M. Zuev claims that no one is meeting social challenges at the local level. Notably, the Seversky Pipe Plant, in conjunction with other companies in the city of Polevskoy, is buying ambulances and hospital equipment, readying schools for the academic year, and building kindergartens, maternity hospitals, and housing for local residents. Officials have promised to use a public-private partnership to lay in utility lines for the newly constructed buildings, but have not allocated a kopeck toward the cost of that infrastructure.

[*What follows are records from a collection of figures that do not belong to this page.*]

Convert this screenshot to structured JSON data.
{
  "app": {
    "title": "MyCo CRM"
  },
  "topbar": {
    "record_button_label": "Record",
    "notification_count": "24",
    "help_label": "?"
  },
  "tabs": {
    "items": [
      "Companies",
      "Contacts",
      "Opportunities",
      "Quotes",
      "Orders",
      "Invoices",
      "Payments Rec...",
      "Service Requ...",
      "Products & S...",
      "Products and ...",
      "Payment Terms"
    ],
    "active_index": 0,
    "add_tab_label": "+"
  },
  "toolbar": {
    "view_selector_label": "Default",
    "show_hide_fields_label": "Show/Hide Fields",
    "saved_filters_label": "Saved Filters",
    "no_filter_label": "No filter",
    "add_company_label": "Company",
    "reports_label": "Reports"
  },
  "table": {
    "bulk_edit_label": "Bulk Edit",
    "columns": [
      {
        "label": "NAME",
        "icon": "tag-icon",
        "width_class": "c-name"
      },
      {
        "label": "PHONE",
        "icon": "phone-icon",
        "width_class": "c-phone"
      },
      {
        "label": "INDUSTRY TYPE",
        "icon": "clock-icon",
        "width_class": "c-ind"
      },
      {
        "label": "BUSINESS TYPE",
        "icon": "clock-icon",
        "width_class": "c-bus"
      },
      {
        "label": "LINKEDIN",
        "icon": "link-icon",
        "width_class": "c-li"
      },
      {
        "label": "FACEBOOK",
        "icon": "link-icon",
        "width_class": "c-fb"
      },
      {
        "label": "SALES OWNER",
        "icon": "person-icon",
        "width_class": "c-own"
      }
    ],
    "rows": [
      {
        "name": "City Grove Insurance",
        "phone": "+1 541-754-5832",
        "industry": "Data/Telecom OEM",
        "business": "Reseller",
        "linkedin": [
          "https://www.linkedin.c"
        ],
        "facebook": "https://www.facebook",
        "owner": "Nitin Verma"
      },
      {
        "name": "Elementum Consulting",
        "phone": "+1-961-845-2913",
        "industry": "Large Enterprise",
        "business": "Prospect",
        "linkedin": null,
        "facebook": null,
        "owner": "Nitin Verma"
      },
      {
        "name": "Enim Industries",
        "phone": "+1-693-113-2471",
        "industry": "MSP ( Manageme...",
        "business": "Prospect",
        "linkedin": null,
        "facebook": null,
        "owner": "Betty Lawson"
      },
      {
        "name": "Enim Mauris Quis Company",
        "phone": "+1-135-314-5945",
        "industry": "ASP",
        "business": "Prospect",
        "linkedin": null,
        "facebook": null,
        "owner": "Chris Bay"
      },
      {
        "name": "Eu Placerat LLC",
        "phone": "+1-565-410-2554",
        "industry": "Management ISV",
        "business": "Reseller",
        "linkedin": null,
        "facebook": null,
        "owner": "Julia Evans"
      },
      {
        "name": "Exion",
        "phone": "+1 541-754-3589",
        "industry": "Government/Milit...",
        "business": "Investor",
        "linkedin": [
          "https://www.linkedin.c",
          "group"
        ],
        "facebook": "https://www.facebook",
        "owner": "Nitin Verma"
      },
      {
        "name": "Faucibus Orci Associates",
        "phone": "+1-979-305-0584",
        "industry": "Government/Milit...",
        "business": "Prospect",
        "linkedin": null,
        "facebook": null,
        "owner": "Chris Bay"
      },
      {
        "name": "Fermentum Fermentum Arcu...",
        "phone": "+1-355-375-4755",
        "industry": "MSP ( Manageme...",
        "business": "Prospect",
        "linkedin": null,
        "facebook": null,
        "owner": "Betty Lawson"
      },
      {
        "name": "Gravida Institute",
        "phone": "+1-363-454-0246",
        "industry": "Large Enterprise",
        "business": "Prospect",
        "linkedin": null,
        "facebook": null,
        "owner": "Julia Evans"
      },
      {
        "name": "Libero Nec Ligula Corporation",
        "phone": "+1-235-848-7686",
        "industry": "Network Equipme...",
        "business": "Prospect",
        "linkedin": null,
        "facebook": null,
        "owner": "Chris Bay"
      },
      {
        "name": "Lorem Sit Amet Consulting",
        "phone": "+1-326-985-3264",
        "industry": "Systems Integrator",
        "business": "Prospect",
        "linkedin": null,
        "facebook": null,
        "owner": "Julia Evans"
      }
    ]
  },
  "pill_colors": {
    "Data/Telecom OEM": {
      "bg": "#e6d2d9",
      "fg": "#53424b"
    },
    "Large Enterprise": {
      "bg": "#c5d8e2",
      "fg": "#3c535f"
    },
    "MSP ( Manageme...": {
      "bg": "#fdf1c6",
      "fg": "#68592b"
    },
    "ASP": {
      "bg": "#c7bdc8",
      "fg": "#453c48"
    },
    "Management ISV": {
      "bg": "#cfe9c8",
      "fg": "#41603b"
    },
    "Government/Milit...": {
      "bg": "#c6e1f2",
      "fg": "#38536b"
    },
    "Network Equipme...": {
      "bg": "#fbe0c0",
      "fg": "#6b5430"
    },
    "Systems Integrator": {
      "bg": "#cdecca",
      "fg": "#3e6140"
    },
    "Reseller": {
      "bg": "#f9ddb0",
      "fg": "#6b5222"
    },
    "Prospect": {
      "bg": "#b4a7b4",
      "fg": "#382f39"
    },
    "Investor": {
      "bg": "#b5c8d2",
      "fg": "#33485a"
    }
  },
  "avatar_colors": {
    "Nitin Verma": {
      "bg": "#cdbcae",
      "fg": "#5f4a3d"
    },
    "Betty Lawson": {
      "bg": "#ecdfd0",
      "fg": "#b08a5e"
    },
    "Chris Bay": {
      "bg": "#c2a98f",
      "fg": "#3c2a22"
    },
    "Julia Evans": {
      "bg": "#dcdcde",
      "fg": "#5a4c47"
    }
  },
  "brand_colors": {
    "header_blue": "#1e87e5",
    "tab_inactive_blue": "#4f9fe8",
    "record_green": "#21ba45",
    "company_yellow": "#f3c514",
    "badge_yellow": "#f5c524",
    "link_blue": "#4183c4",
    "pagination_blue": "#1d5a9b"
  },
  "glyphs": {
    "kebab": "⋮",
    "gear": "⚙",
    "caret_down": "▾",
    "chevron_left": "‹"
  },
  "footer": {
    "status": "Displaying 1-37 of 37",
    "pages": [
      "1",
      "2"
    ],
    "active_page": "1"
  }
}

The companies that form the economic backbone of many cities are literally being held hostage by the state's policy on housing and public utilities. The same Seversky plant has been providing heat and hot water to Polevskoy since Soviet times. Many private citizens aren't paying their share for services: the debt is over 132 million rubles, 22 million of which are uncollectable. The company will have to write off that debt.

Given this picture, Russian metallurgists are hardly pleased with the 10% drop in exports since the beginning of 2013. Mikhail Zuev notes that the domestic market is very tight. The Russian economy is not really developing, and thus the country produces only 67 million tons of steel each year, while China manufactures 2 million tons per day. Metal smelting in the Celestial Empire increased in the first quarter of this year due to greater domestic consumption.

Unlike the Chinese, Russian steelmakers are used to seeing increased production costs rather than growing sales. Alexander Polikarpov, the head of the freight research department at the Institute for the Problems of Natural Monopolies (IPEM), predicts that in 2013, 3% less iron and steel will be shipped via Russian Railways, OJSC. This expert claims that the biggest reason shipments are dropping is that the rising cost of electricity is making Russian steel uncompetitive. Mikhail Delyagin believes that Russian industry is sliding down a steep economic slope - and it's quite possible that the Russian government has not even noticed.